Lorsqu’on essaye de vivre en se donnant, ce n’est pas parce que nous sommes bien nés, que nous avons beaucoup de ressources. Mais c’est qu’à chaque instant le Seigneur nous aide à donner ce qu’il faut. C’est comme la manne qui est donnée pour chaque jour. Ce don de chaque jour n’est pas quelque chose d’extraordinaire, mais c’est le don des pauvres.
Alors, si nous nous trouvons pauvres, n’ayons pas peur, suivons le Seigneur, parce que justement ce don est accessible à chacun d’entre nous, ce Salut qui nous sort de la violence et de la cupidité est pour chacun d’entre nous pour le Salut du monde.

Amen.


Références des lectures du jour :

  • Premier livre des Rois 17,10-16.
  • Psaume 146(145),7.8-9a.9bc-10.
  • Lettre aux Hébreux 9,24-28.
  • Évangile de Jésus Christ selon saint Marc 12,38-44 :

En ce temps-là, dans son enseignement, Jésus disait :
« Méfiez-vous des scribes, qui tiennent à se promener en vêtements d’apparat et qui aiment les salutations sur les places publiques, les sièges d’honneur dans les synagogues, et les places d’honneur dans les dîners.
Ils dévorent les biens des veuves et, pour l’apparence, ils font de longues prières : ils seront d’autant plus sévèrement jugés. »

Jésus s’était assis dans le Temple en face de la salle du trésor, et regardait comment la foule y mettait de l’argent.

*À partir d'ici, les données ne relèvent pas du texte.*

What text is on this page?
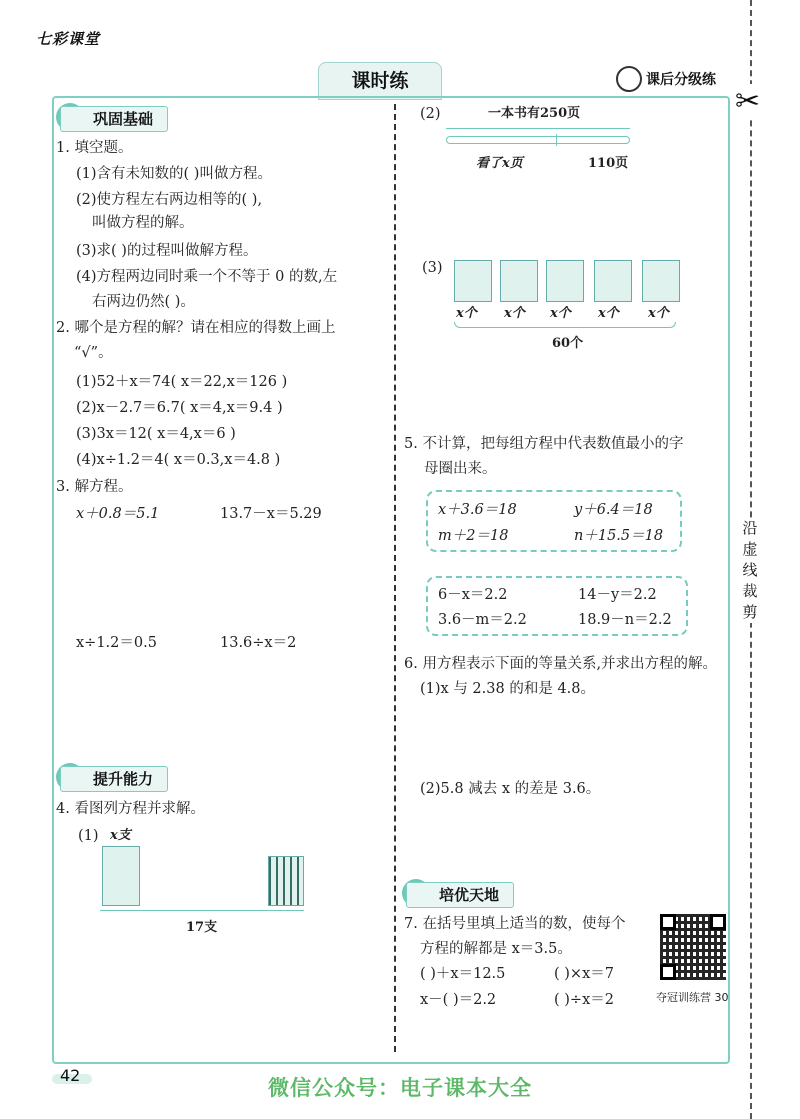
七彩课堂
课时练	课后分级练
✂
沿虚线裁剪
巩固基础
1. 填空题。
(1)含有未知数的( )叫做方程。
(2)使方程左右两边相等的( ),
叫做方程的解。
(3)求( )的过程叫做解方程。
(4)方程两边同时乘一个不等于 0 的数,左
右两边仍然( )。
2. 哪个是方程的解？请在相应的得数上画上
“√”。
(1)52＋x＝74( x＝22,x＝126 )
(2)x－2.7＝6.7( x＝4,x＝9.4 )
(3)3x＝12( x＝4,x＝6 )
(4)x÷1.2＝4( x＝0.3,x＝4.8 )
3. 解方程。
x＋0.8＝5.1	13.7－x＝5.29
x÷1.2＝0.5	13.6÷x＝2
提升能力
4. 看图列方程并求解。
(1) x支
17支
(2)	一本书有250页
看了x页	110页
(3)
x个 x个 x个 x个 x个
60个
5. 不计算，把每组方程中代表数值最小的字
母圈出来。
x＋3.6＝18	y＋6.4＝18
m＋2＝18	n＋15.5＝18
6－x＝2.2	14－y＝2.2
3.6－m＝2.2	18.9－n＝2.2
6. 用方程表示下面的等量关系,并求出方程的解。
(1)x 与 2.38 的和是 4.8。
(2)5.8 减去 x 的差是 3.6。
培优天地
7. 在括号里填上适当的数，使每个
方程的解都是 x＝3.5。
( )＋x＝12.5	( )×x＝7
x－( )＝2.2	( )÷x＝2	夺冠训练营 30
42
微信公众号：电子课本大全
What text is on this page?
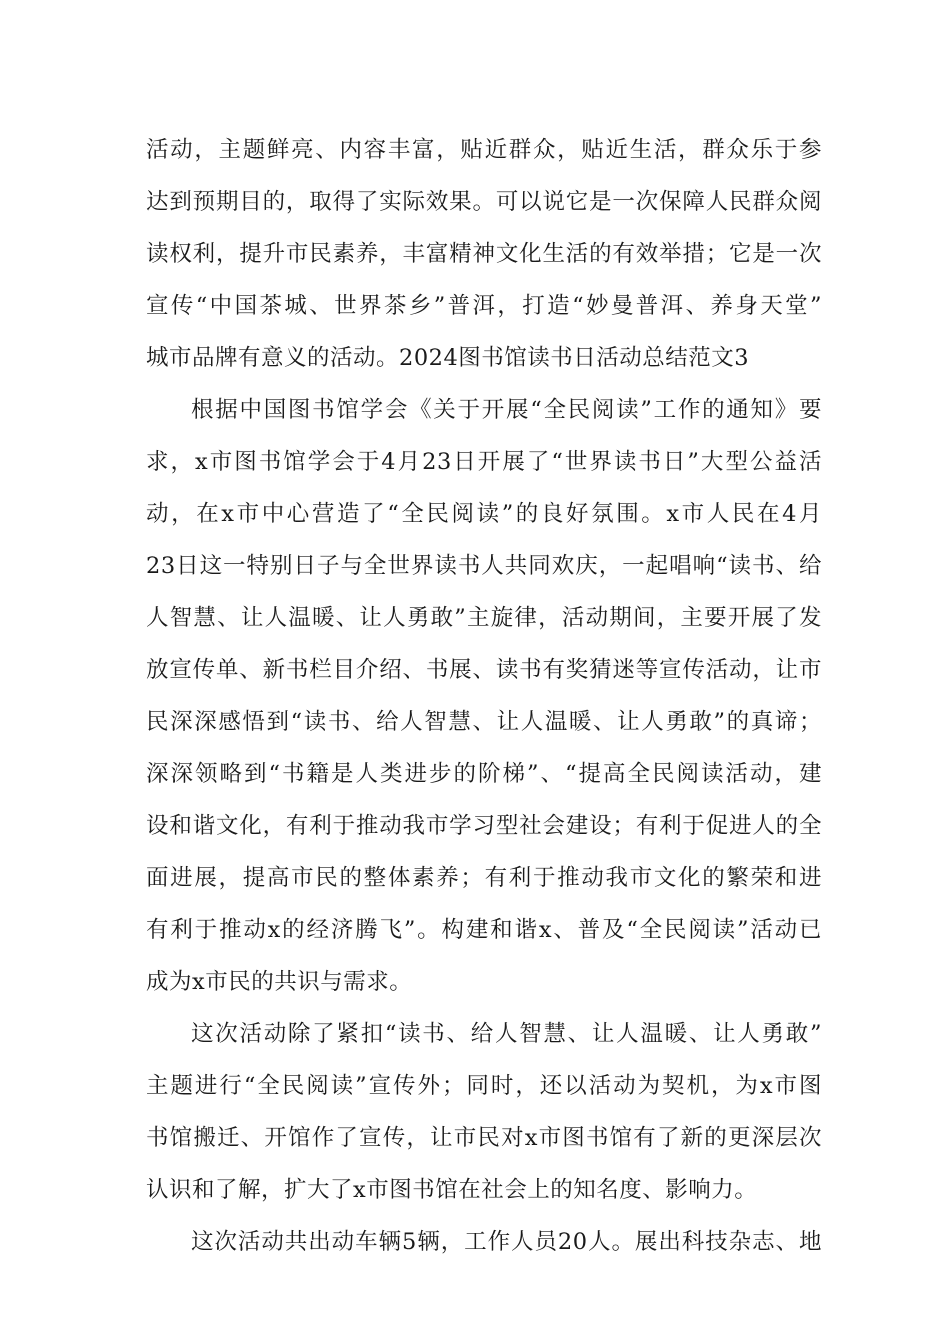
活动，主题鲜亮、内容丰富，贴近群众，贴近生活，群众乐于参
达到预期目的，取得了实际效果。可以说它是一次保障人民群众阅
读权利，提升市民素养，丰富精神文化生活的有效举措；它是一次
宣传“中国茶城、世界茶乡”普洱，打造“妙曼普洱、养身天堂”
城市品牌有意义的活动。2024图书馆读书日活动总结范文3
根据中国图书馆学会《关于开展“全民阅读”工作的通知》要
求，x市图书馆学会于4月23日开展了“世界读书日”大型公益活
动，在x市中心营造了“全民阅读”的良好氛围。x市人民在4月
23日这一特别日子与全世界读书人共同欢庆，一起唱响“读书、给
人智慧、让人温暖、让人勇敢”主旋律，活动期间，主要开展了发
放宣传单、新书栏目介绍、书展、读书有奖猜迷等宣传活动，让市
民深深感悟到“读书、给人智慧、让人温暖、让人勇敢”的真谛；
深深领略到“书籍是人类进步的阶梯”、“提高全民阅读活动，建
设和谐文化，有利于推动我市学习型社会建设；有利于促进人的全
面进展，提高市民的整体素养；有利于推动我市文化的繁荣和进
有利于推动x的经济腾飞”。构建和谐x、普及“全民阅读”活动已
成为x市民的共识与需求。
这次活动除了紧扣“读书、给人智慧、让人温暖、让人勇敢”
主题进行“全民阅读”宣传外；同时，还以活动为契机，为x市图
书馆搬迁、开馆作了宣传，让市民对x市图书馆有了新的更深层次
认识和了解，扩大了x市图书馆在社会上的知名度、影响力。
这次活动共出动车辆5辆，工作人员20人。展出科技杂志、地
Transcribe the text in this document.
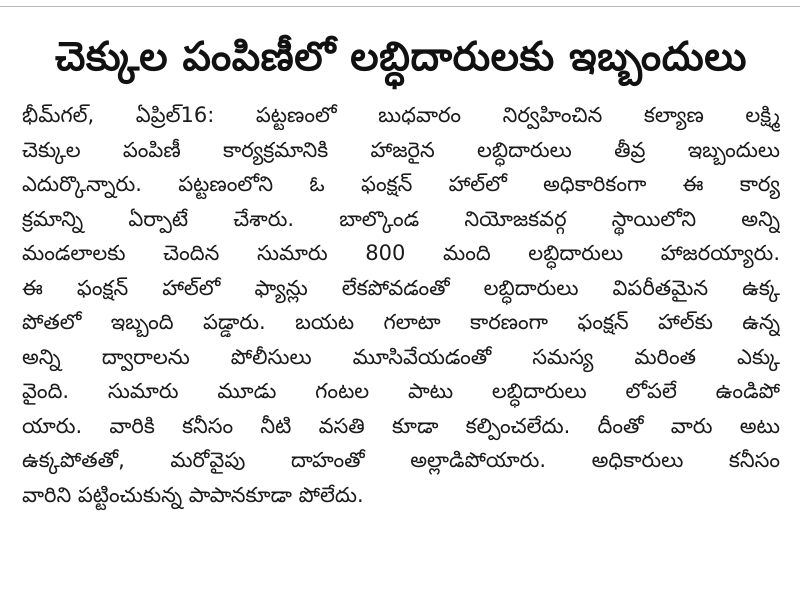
చెక్కుల పంపిణీలో లబ్ధిదారులకు ఇబ్బందులు
భీమ్‌గల్, ఏప్రిల్16: పట్టణంలో బుధవారం నిర్వహించిన కల్యాణ లక్ష్మి
చెక్కుల పంపిణీ కార్యక్రమానికి హాజరైన లబ్ధిదారులు తీవ్ర ఇబ్బందులు
ఎదుర్కొన్నారు. పట్టణంలోని ఓ ఫంక్షన్ హాల్‌లో అధికారికంగా ఈ కార్య
క్రమాన్ని ఏర్పాటే చేశారు. బాల్కొండ నియోజకవర్గ స్థాయిలోని అన్ని
మండలాలకు చెందిన సుమారు 800 మంది లబ్ధిదారులు హాజరయ్యారు.
ఈ ఫంక్షన్ హాల్‌లో ఫ్యాన్లు లేకపోవడంతో లబ్ధిదారులు విపరీతమైన ఉక్క
పోతలో ఇబ్బంది పడ్డారు. బయట గలాటా కారణంగా ఫంక్షన్ హాల్‌కు ఉన్న
అన్ని ద్వారాలను పోలీసులు మూసివేయడంతో సమస్య మరింత ఎక్కు
వైంది. సుమారు మూడు గంటల పాటు లబ్ధిదారులు లోపలే ఉండిపో
యారు. వారికి కనీసం నీటి వసతి కూడా కల్పించలేదు. దీంతో వారు అటు
ఉక్కపోతతో, మరోవైపు దాహంతో అల్లాడిపోయారు. అధికారులు కనీసం
వారిని పట్టించుకున్న పాపానకూడా పోలేదు.
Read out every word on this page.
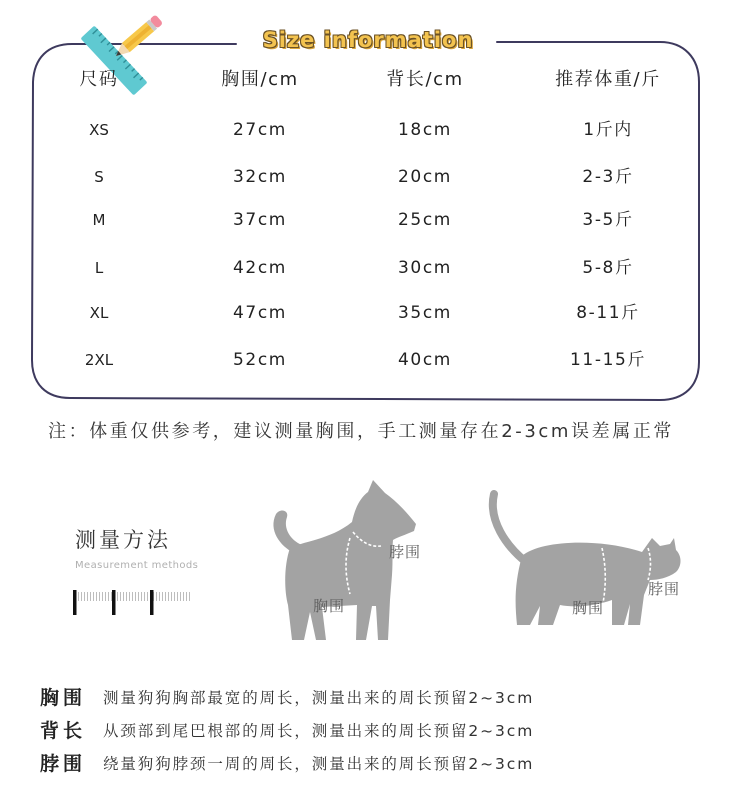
Size information
尺码	胸围/cm	背长/cm	推荐体重/斤
XS	27cm	18cm	1斤内
S	32cm	20cm	2-3斤
M	37cm	25cm	3-5斤
L	42cm	30cm	5-8斤
XL	47cm	35cm	8-11斤
2XL	52cm	40cm	11-15斤
注：体重仅供参考，建议测量胸围，手工测量存在2-3cm误差属正常
测量方法
Measurement methods
脖围
胸围
脖围
胸围
胸围 测量狗狗胸部最宽的周长，测量出来的周长预留2~3cm
背长 从颈部到尾巴根部的周长，测量出来的周长预留2~3cm
脖围 绕量狗狗脖颈一周的周长，测量出来的周长预留2~3cm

Beaucoup de riches y mettaient de grosses sommes.
Une pauvre veuve s’avança et mit deux petites pièces de monnaie.
Jésus appela ses disciples et leur déclara :
« Amen, je vous le dis : cette pauvre veuve a mis dans le Trésor plus que tous les autres. Car tous, ils ont pris sur leur superflu, mais elle, elle a pris sur son indigence : elle a mis tout ce qu’elle possédait, tout ce qu’elle avait pour vivre. »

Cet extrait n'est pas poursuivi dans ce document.